Amusement parks were one of many industries that were battered by the coronavirus pandemic, particularly due to forced closures and limited capacity restrictions upon reopening. Revenue for Comcast's theme parks revenue fell nearly 81% in the third quarter, to $311 million, the company reported Thursday.
Overall, CNBC's parent company reported third-quarter earnings that beat analyst estimates on the top and bottom lines.
For now, Comcast has only been able to open its parks in Florida and Japan. Its California-based park will not be able to resume operations until Los Angeles County reaches a coronavirus infection rate of less than 1 case per 100,000 residents. It's seeing 11 cases per 100,000, up from 10.1 a week ago.

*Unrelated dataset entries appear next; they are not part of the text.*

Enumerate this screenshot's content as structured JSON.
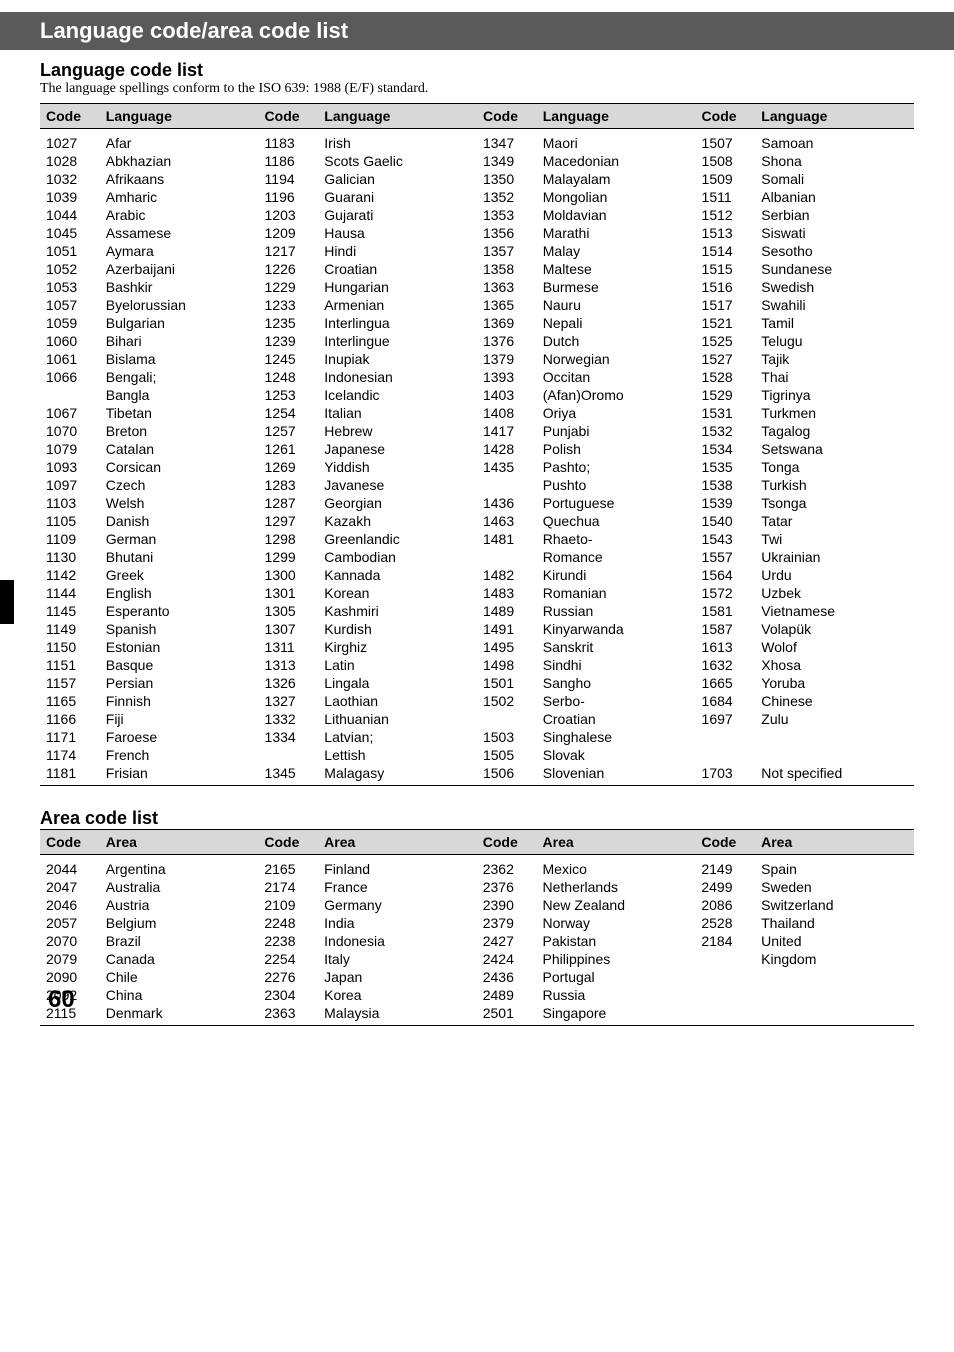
{
  "banner": "Language code/area code list",
  "lang_section": {
    "title": "Language code list",
    "subtitle": "The language spellings conform to the ISO 639: 1988 (E/F) standard.",
    "headers": [
      "Code",
      "Language",
      "Code",
      "Language",
      "Code",
      "Language",
      "Code",
      "Language"
    ],
    "rows": [
      [
        "1027",
        "Afar",
        "1183",
        "Irish",
        "1347",
        "Maori",
        "1507",
        "Samoan"
      ],
      [
        "1028",
        "Abkhazian",
        "1186",
        "Scots Gaelic",
        "1349",
        "Macedonian",
        "1508",
        "Shona"
      ],
      [
        "1032",
        "Afrikaans",
        "1194",
        "Galician",
        "1350",
        "Malayalam",
        "1509",
        "Somali"
      ],
      [
        "1039",
        "Amharic",
        "1196",
        "Guarani",
        "1352",
        "Mongolian",
        "1511",
        "Albanian"
      ],
      [
        "1044",
        "Arabic",
        "1203",
        "Gujarati",
        "1353",
        "Moldavian",
        "1512",
        "Serbian"
      ],
      [
        "1045",
        "Assamese",
        "1209",
        "Hausa",
        "1356",
        "Marathi",
        "1513",
        "Siswati"
      ],
      [
        "1051",
        "Aymara",
        "1217",
        "Hindi",
        "1357",
        "Malay",
        "1514",
        "Sesotho"
      ],
      [
        "1052",
        "Azerbaijani",
        "1226",
        "Croatian",
        "1358",
        "Maltese",
        "1515",
        "Sundanese"
      ],
      [
        "1053",
        "Bashkir",
        "1229",
        "Hungarian",
        "1363",
        "Burmese",
        "1516",
        "Swedish"
      ],
      [
        "1057",
        "Byelorussian",
        "1233",
        "Armenian",
        "1365",
        "Nauru",
        "1517",
        "Swahili"
      ],
      [
        "1059",
        "Bulgarian",
        "1235",
        "Interlingua",
        "1369",
        "Nepali",
        "1521",
        "Tamil"
      ],
      [
        "1060",
        "Bihari",
        "1239",
        "Interlingue",
        "1376",
        "Dutch",
        "1525",
        "Telugu"
      ],
      [
        "1061",
        "Bislama",
        "1245",
        "Inupiak",
        "1379",
        "Norwegian",
        "1527",
        "Tajik"
      ],
      [
        "1066",
        "Bengali;",
        "1248",
        "Indonesian",
        "1393",
        "Occitan",
        "1528",
        "Thai"
      ],
      [
        "",
        "Bangla",
        "1253",
        "Icelandic",
        "1403",
        "(Afan)Oromo",
        "1529",
        "Tigrinya"
      ],
      [
        "1067",
        "Tibetan",
        "1254",
        "Italian",
        "1408",
        "Oriya",
        "1531",
        "Turkmen"
      ],
      [
        "1070",
        "Breton",
        "1257",
        "Hebrew",
        "1417",
        "Punjabi",
        "1532",
        "Tagalog"
      ],
      [
        "1079",
        "Catalan",
        "1261",
        "Japanese",
        "1428",
        "Polish",
        "1534",
        "Setswana"
      ],
      [
        "1093",
        "Corsican",
        "1269",
        "Yiddish",
        "1435",
        "Pashto;",
        "1535",
        "Tonga"
      ],
      [
        "1097",
        "Czech",
        "1283",
        "Javanese",
        "",
        "Pushto",
        "1538",
        "Turkish"
      ],
      [
        "1103",
        "Welsh",
        "1287",
        "Georgian",
        "1436",
        "Portuguese",
        "1539",
        "Tsonga"
      ],
      [
        "1105",
        "Danish",
        "1297",
        "Kazakh",
        "1463",
        "Quechua",
        "1540",
        "Tatar"
      ],
      [
        "1109",
        "German",
        "1298",
        "Greenlandic",
        "1481",
        "Rhaeto-",
        "1543",
        "Twi"
      ],
      [
        "1130",
        "Bhutani",
        "1299",
        "Cambodian",
        "",
        "Romance",
        "1557",
        "Ukrainian"
      ],
      [
        "1142",
        "Greek",
        "1300",
        "Kannada",
        "1482",
        "Kirundi",
        "1564",
        "Urdu"
      ],
      [
        "1144",
        "English",
        "1301",
        "Korean",
        "1483",
        "Romanian",
        "1572",
        "Uzbek"
      ],
      [
        "1145",
        "Esperanto",
        "1305",
        "Kashmiri",
        "1489",
        "Russian",
        "1581",
        "Vietnamese"
      ],
      [
        "1149",
        "Spanish",
        "1307",
        "Kurdish",
        "1491",
        "Kinyarwanda",
        "1587",
        "Volapük"
      ],
      [
        "1150",
        "Estonian",
        "1311",
        "Kirghiz",
        "1495",
        "Sanskrit",
        "1613",
        "Wolof"
      ],
      [
        "1151",
        "Basque",
        "1313",
        "Latin",
        "1498",
        "Sindhi",
        "1632",
        "Xhosa"
      ],
      [
        "1157",
        "Persian",
        "1326",
        "Lingala",
        "1501",
        "Sangho",
        "1665",
        "Yoruba"
      ],
      [
        "1165",
        "Finnish",
        "1327",
        "Laothian",
        "1502",
        "Serbo-",
        "1684",
        "Chinese"
      ],
      [
        "1166",
        "Fiji",
        "1332",
        "Lithuanian",
        "",
        "Croatian",
        "1697",
        "Zulu"
      ],
      [
        "1171",
        "Faroese",
        "1334",
        "Latvian;",
        "1503",
        "Singhalese",
        "",
        ""
      ],
      [
        "1174",
        "French",
        "",
        "Lettish",
        "1505",
        "Slovak",
        "",
        ""
      ],
      [
        "1181",
        "Frisian",
        "1345",
        "Malagasy",
        "1506",
        "Slovenian",
        "1703",
        "Not specified"
      ]
    ],
    "col_widths": [
      "60px",
      "160px",
      "60px",
      "160px",
      "60px",
      "160px",
      "60px",
      "160px"
    ]
  },
  "area_section": {
    "title": "Area code list",
    "headers": [
      "Code",
      "Area",
      "Code",
      "Area",
      "Code",
      "Area",
      "Code",
      "Area"
    ],
    "rows": [
      [
        "2044",
        "Argentina",
        "2165",
        "Finland",
        "2362",
        "Mexico",
        "2149",
        "Spain"
      ],
      [
        "2047",
        "Australia",
        "2174",
        "France",
        "2376",
        "Netherlands",
        "2499",
        "Sweden"
      ],
      [
        "2046",
        "Austria",
        "2109",
        "Germany",
        "2390",
        "New Zealand",
        "2086",
        "Switzerland"
      ],
      [
        "2057",
        "Belgium",
        "2248",
        "India",
        "2379",
        "Norway",
        "2528",
        "Thailand"
      ],
      [
        "2070",
        "Brazil",
        "2238",
        "Indonesia",
        "2427",
        "Pakistan",
        "2184",
        "United"
      ],
      [
        "2079",
        "Canada",
        "2254",
        "Italy",
        "2424",
        "Philippines",
        "",
        "Kingdom"
      ],
      [
        "2090",
        "Chile",
        "2276",
        "Japan",
        "2436",
        "Portugal",
        "",
        ""
      ],
      [
        "2092",
        "China",
        "2304",
        "Korea",
        "2489",
        "Russia",
        "",
        ""
      ],
      [
        "2115",
        "Denmark",
        "2363",
        "Malaysia",
        "2501",
        "Singapore",
        "",
        ""
      ]
    ],
    "col_widths": [
      "60px",
      "160px",
      "60px",
      "160px",
      "60px",
      "160px",
      "60px",
      "160px"
    ]
  },
  "page_number": "60"
}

The company is also gearing up for the opening of a new theme park in Beijing by summer.
Comcast will also face tough comparisons at its parks in the next quarter, in part because annual Halloween Horror Nights events are canceled this year. This would have been the event's 30th anniversary.

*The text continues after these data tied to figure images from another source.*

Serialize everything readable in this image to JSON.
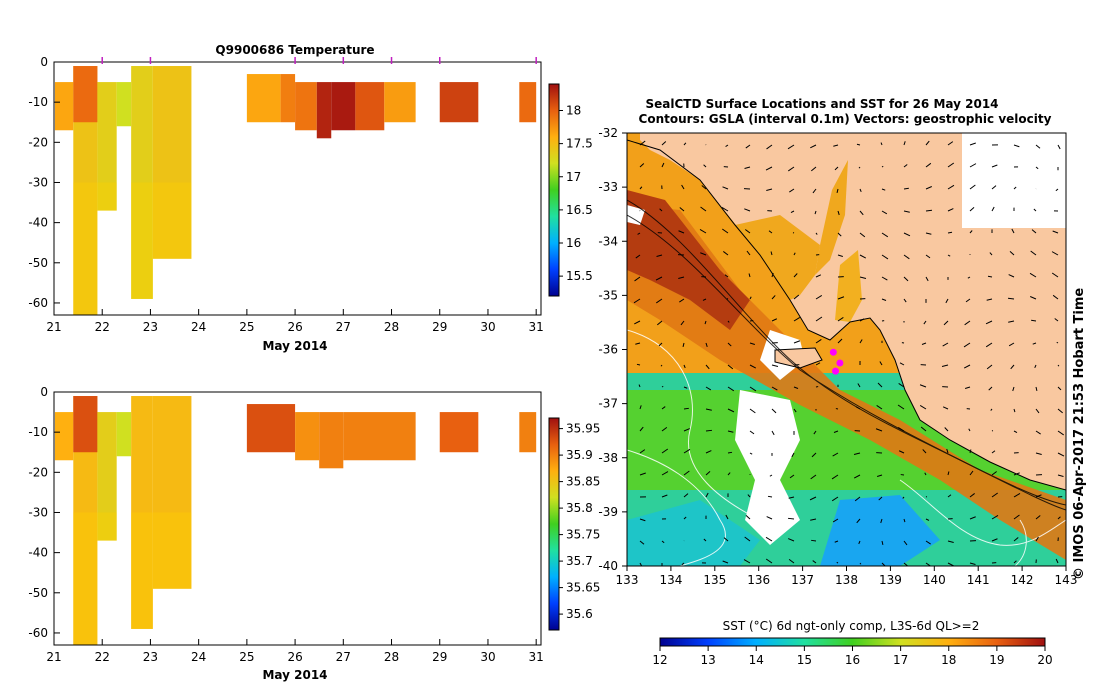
{
  "chart_data": [
    {
      "type": "heatmap",
      "title": "Q9900686  Temperature",
      "xlabel": "May 2014",
      "x_ticks": [
        "21",
        "22",
        "23",
        "24",
        "25",
        "26",
        "27",
        "28",
        "29",
        "30",
        "31"
      ],
      "y_ticks": [
        "0",
        "-10",
        "-20",
        "-30",
        "-40",
        "-50",
        "-60"
      ],
      "xlim": [
        21,
        31.1
      ],
      "ylim": [
        -63,
        0
      ],
      "colorbar": {
        "ticks": [
          "15.5",
          "16",
          "16.5",
          "17",
          "17.5",
          "18"
        ],
        "range": [
          15.2,
          18.4
        ]
      },
      "profile_markers_day": [
        22,
        23,
        26,
        27,
        28,
        29,
        31
      ],
      "cells": [
        {
          "x0": 21.02,
          "x1": 21.4,
          "y0": -5,
          "y1": -17,
          "v": 17.65
        },
        {
          "x0": 21.4,
          "x1": 21.9,
          "y0": -1,
          "y1": -63,
          "v": 17.45
        },
        {
          "x0": 21.4,
          "x1": 21.9,
          "y0": -1,
          "y1": -15,
          "v": 17.95
        },
        {
          "x0": 21.9,
          "x1": 22.3,
          "y0": -5,
          "y1": -37,
          "v": 17.35
        },
        {
          "x0": 22.3,
          "x1": 22.6,
          "y0": -5,
          "y1": -16,
          "v": 17.2
        },
        {
          "x0": 22.6,
          "x1": 23.05,
          "y0": -1,
          "y1": -59,
          "v": 17.35
        },
        {
          "x0": 23.05,
          "x1": 23.85,
          "y0": -1,
          "y1": -49,
          "v": 17.45
        },
        {
          "x0": 25.0,
          "x1": 25.7,
          "y0": -3,
          "y1": -15,
          "v": 17.65
        },
        {
          "x0": 25.7,
          "x1": 26.0,
          "y0": -3,
          "y1": -15,
          "v": 17.85
        },
        {
          "x0": 26.0,
          "x1": 26.45,
          "y0": -5,
          "y1": -17,
          "v": 17.9
        },
        {
          "x0": 26.45,
          "x1": 26.75,
          "y0": -5,
          "y1": -19,
          "v": 18.3
        },
        {
          "x0": 26.75,
          "x1": 27.25,
          "y0": -5,
          "y1": -17,
          "v": 18.35
        },
        {
          "x0": 27.25,
          "x1": 27.85,
          "y0": -5,
          "y1": -17,
          "v": 18.05
        },
        {
          "x0": 27.85,
          "x1": 28.5,
          "y0": -5,
          "y1": -15,
          "v": 17.7
        },
        {
          "x0": 29.0,
          "x1": 29.8,
          "y0": -5,
          "y1": -15,
          "v": 18.15
        },
        {
          "x0": 30.65,
          "x1": 31.0,
          "y0": -5,
          "y1": -15,
          "v": 17.95
        }
      ]
    },
    {
      "type": "heatmap",
      "title": "",
      "xlabel": "May 2014",
      "x_ticks": [
        "21",
        "22",
        "23",
        "24",
        "25",
        "26",
        "27",
        "28",
        "29",
        "30",
        "31"
      ],
      "y_ticks": [
        "0",
        "-10",
        "-20",
        "-30",
        "-40",
        "-50",
        "-60"
      ],
      "xlim": [
        21,
        31.1
      ],
      "ylim": [
        -63,
        0
      ],
      "colorbar": {
        "ticks": [
          "35.6",
          "35.65",
          "35.7",
          "35.75",
          "35.8",
          "35.85",
          "35.9",
          "35.95"
        ],
        "range": [
          35.57,
          35.97
        ]
      },
      "cells": [
        {
          "x0": 21.02,
          "x1": 21.4,
          "y0": -5,
          "y1": -17,
          "v": 35.87
        },
        {
          "x0": 21.4,
          "x1": 21.9,
          "y0": -1,
          "y1": -63,
          "v": 35.86
        },
        {
          "x0": 21.4,
          "x1": 21.9,
          "y0": -1,
          "y1": -15,
          "v": 35.93
        },
        {
          "x0": 21.9,
          "x1": 22.3,
          "y0": -5,
          "y1": -37,
          "v": 35.84
        },
        {
          "x0": 22.3,
          "x1": 22.6,
          "y0": -5,
          "y1": -16,
          "v": 35.82
        },
        {
          "x0": 22.6,
          "x1": 23.05,
          "y0": -1,
          "y1": -59,
          "v": 35.86
        },
        {
          "x0": 23.05,
          "x1": 23.85,
          "y0": -1,
          "y1": -49,
          "v": 35.86
        },
        {
          "x0": 25.0,
          "x1": 26.0,
          "y0": -3,
          "y1": -15,
          "v": 35.93
        },
        {
          "x0": 26.0,
          "x1": 26.5,
          "y0": -5,
          "y1": -17,
          "v": 35.89
        },
        {
          "x0": 26.5,
          "x1": 27.0,
          "y0": -5,
          "y1": -19,
          "v": 35.9
        },
        {
          "x0": 27.0,
          "x1": 28.5,
          "y0": -5,
          "y1": -17,
          "v": 35.9
        },
        {
          "x0": 29.0,
          "x1": 29.8,
          "y0": -5,
          "y1": -15,
          "v": 35.92
        },
        {
          "x0": 30.65,
          "x1": 31.0,
          "y0": -5,
          "y1": -15,
          "v": 35.9
        }
      ]
    },
    {
      "type": "heatmap",
      "title": "SealCTD Surface Locations and SST for 26 May 2014",
      "subtitle": "Contours: GSLA (interval 0.1m) Vectors: geostrophic velocity",
      "x_ticks": [
        "133",
        "134",
        "135",
        "136",
        "137",
        "138",
        "139",
        "140",
        "141",
        "142",
        "143"
      ],
      "y_ticks": [
        "-32",
        "-33",
        "-34",
        "-35",
        "-36",
        "-37",
        "-38",
        "-39",
        "-40"
      ],
      "xlim": [
        133,
        143
      ],
      "ylim": [
        -40,
        -32
      ],
      "colorbar_label": "SST (°C) 6d ngt-only comp, L3S-6d QL>=2",
      "colorbar": {
        "ticks": [
          "12",
          "13",
          "14",
          "15",
          "16",
          "17",
          "18",
          "19",
          "20"
        ],
        "range": [
          12,
          20
        ]
      },
      "side_label": "© IMOS 06-Apr-2017 21:53 Hobart Time",
      "land_color": "#f9c8a0",
      "seal_locations": [
        [
          137.7,
          -36.05
        ],
        [
          137.85,
          -36.25
        ],
        [
          137.75,
          -36.4
        ]
      ]
    }
  ]
}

Halloween Horror Nights take place after traditional park hours and require a separate ticket purchase. So Universal was making money from guests who visited during the day and those who ventured out after sundown.
Last year, Halloween Horror Nights helped boost fourth-quarter revenue for theme parks to $1.6 billion, up 3.2%.
NBCUniversal head Jeff Shell said the theme parks business is typically quite successful, but Covid-19 has weighed heavily on operations.
"I really feel that parks are going to be very strong business," Shell said about the segment's recovery. "Nobody can tell the pace of how that's going to go given what's happening, but so far, we're rebounding fairly nicely in Florida and Japan where we're open."
Disclosure: Comcast is the parent company of CNBC.